Nevertheless, my hunch that this song likely had a huge amount of input from the producer seems to be correct. Look here:
Don McLean is now 77, and looking haggard. Not sure that he is very likeable in person. But good song that still sounds great when you haven't heard it for years...Producer Ed Freeman stated that the “American Pie” single is a combination of 24 different takes of McLean’s voice. This happened because the singer wasn’t the easiest person to work with, and as such, multiple takes were taken during the same session on May 26, 1971, with a live and unedited backing band track.
The producer also stated that even though McLean was a very talented singer, he was sometimes criticized for singing with the same vocal inflections, so he decided to be more improvisational. “In my head, I knew what it was supposed to sound like—I don’t now remember how I arrived at that, but when I kept asking him to sing it in a certain way, he wouldn’t do it. He wanted to play with it every time, inserting slides, melismas and other things that, to my mind, didn’t fit. So we ended up recording him 24 times on 16-track tape and took different parts from different takes until I got every word the way I wanted it, without all the play, and I don’t think Don appreciated that very much…In Don’s case, I think he was happy with the finished vocal, but he was not happy with somebody else having that much influence,” said Freeman. ...
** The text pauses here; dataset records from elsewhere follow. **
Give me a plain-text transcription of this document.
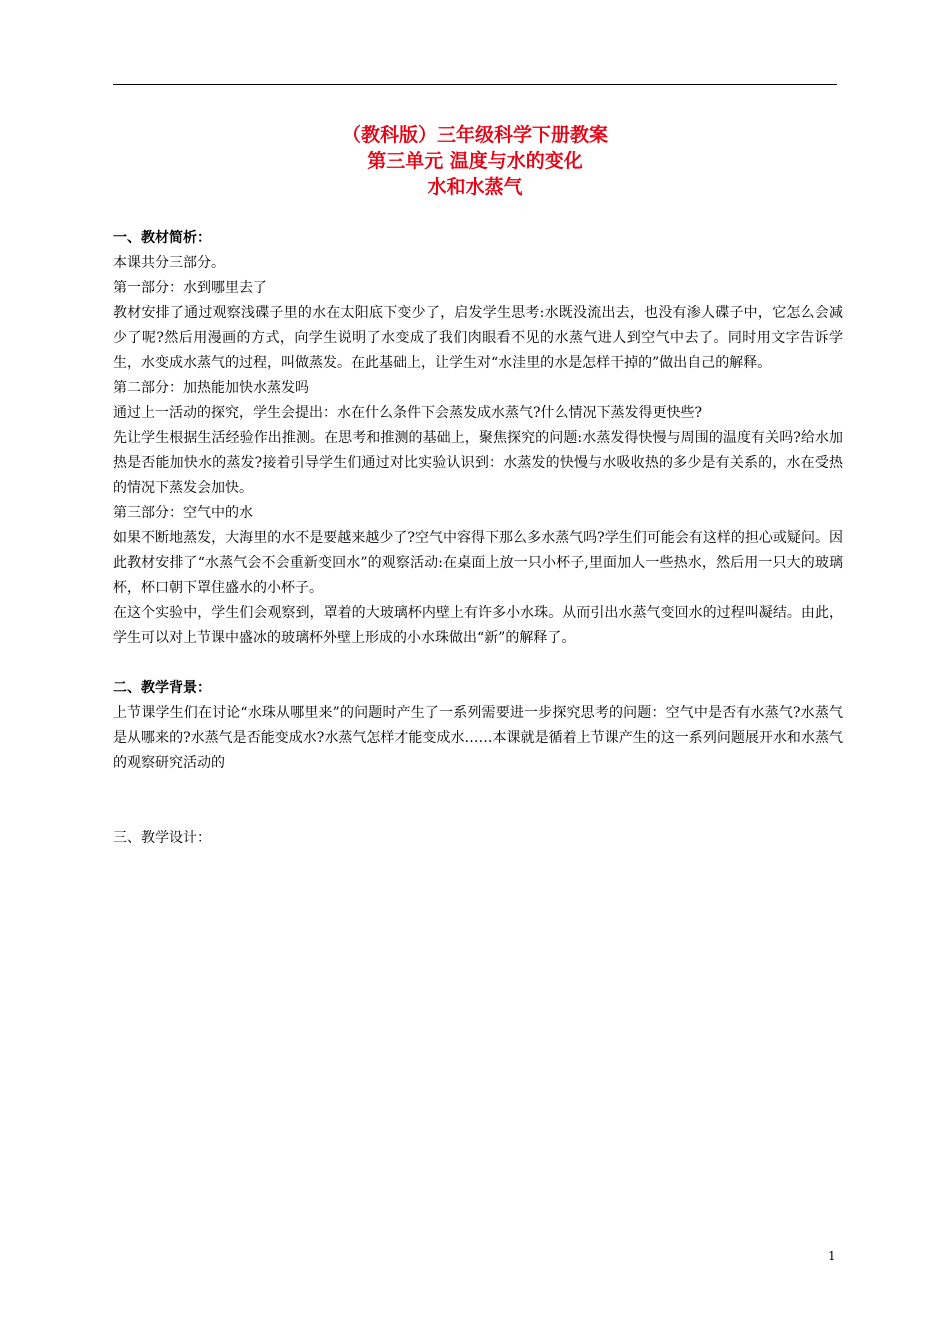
（教科版）三年级科学下册教案
第三单元 温度与水的变化
水和水蒸气
一、教材简析：

本课共分三部分。

第一部分：水到哪里去了

教材安排了通过观察浅碟子里的水在太阳底下变少了，启发学生思考:水既没流出去，也没有渗人碟子中，它怎么会减少了呢?然后用漫画的方式，向学生说明了水变成了我们肉眼看不见的水蒸气进人到空气中去了。同时用文字告诉学生，水变成水蒸气的过程，叫做蒸发。在此基础上，让学生对“水洼里的水是怎样干掉的”做出自己的解释。

第二部分：加热能加快水蒸发吗

通过上一活动的探究，学生会提出：水在什么条件下会蒸发成水蒸气?什么情况下蒸发得更快些?

先让学生根据生活经验作出推测。在思考和推测的基础上，聚焦探究的问题:水蒸发得快慢与周围的温度有关吗?给水加热是否能加快水的蒸发?接着引导学生们通过对比实验认识到：水蒸发的快慢与水吸收热的多少是有关系的，水在受热的情况下蒸发会加快。

第三部分：空气中的水

如果不断地蒸发，大海里的水不是要越来越少了?空气中容得下那么多水蒸气吗?学生们可能会有这样的担心或疑问。因此教材安排了“水蒸气会不会重新变回水”的观察活动:在桌面上放一只小杯子,里面加人一些热水，然后用一只大的玻璃杯，杯口朝下罩住盛水的小杯子。

在这个实验中，学生们会观察到，罩着的大玻璃杯内壁上有许多小水珠。从而引出水蒸气变回水的过程叫凝结。由此，学生可以对上节课中盛冰的玻璃杯外壁上形成的小水珠做出“新”的解释了。

二、教学背景：

上节课学生们在讨论“水珠从哪里来”的问题时产生了一系列需要进一步探究思考的问题：空气中是否有水蒸气?水蒸气是从哪来的?水蒸气是否能变成水?水蒸气怎样才能变成水……本课就是循着上节课产生的这一系列问题展开水和水蒸气的观察研究活动的

三、教学设计：
1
As for the challenges the length of the song brought to the producing team, Ed Freeman remembers that “it was a complete nightmare to fit an eight-and-a-half-minute track onto one seven-inch single.” The track had to be cut in half very carefully and added to both sides of the record. The final running times were 4:11 minutes for Part One and 4:31minutes for Part Two.
Quick takes on Twitter
* Noah Smith on Twitter seems to be unusually cranky and coming out with some very dubious takes at the moment. Holidaying doesn't seem to do him any good.
* Elon Musk is being nearly universally derided by "blue tick" people at Twitter over his plan to charge them for the privilege. Once again, we have the puzzle - just how smart is this guy? It's pretty clear he has a modest amount of emotional intelligence and a fragile ego (the "pedo" insult for someone rejecting his impractical idea sealed that forever), but in terms of engineering and other problems, is he really just a hyped up latter day monorail salesman who got lucky? That's pretty much the vibe he gives me.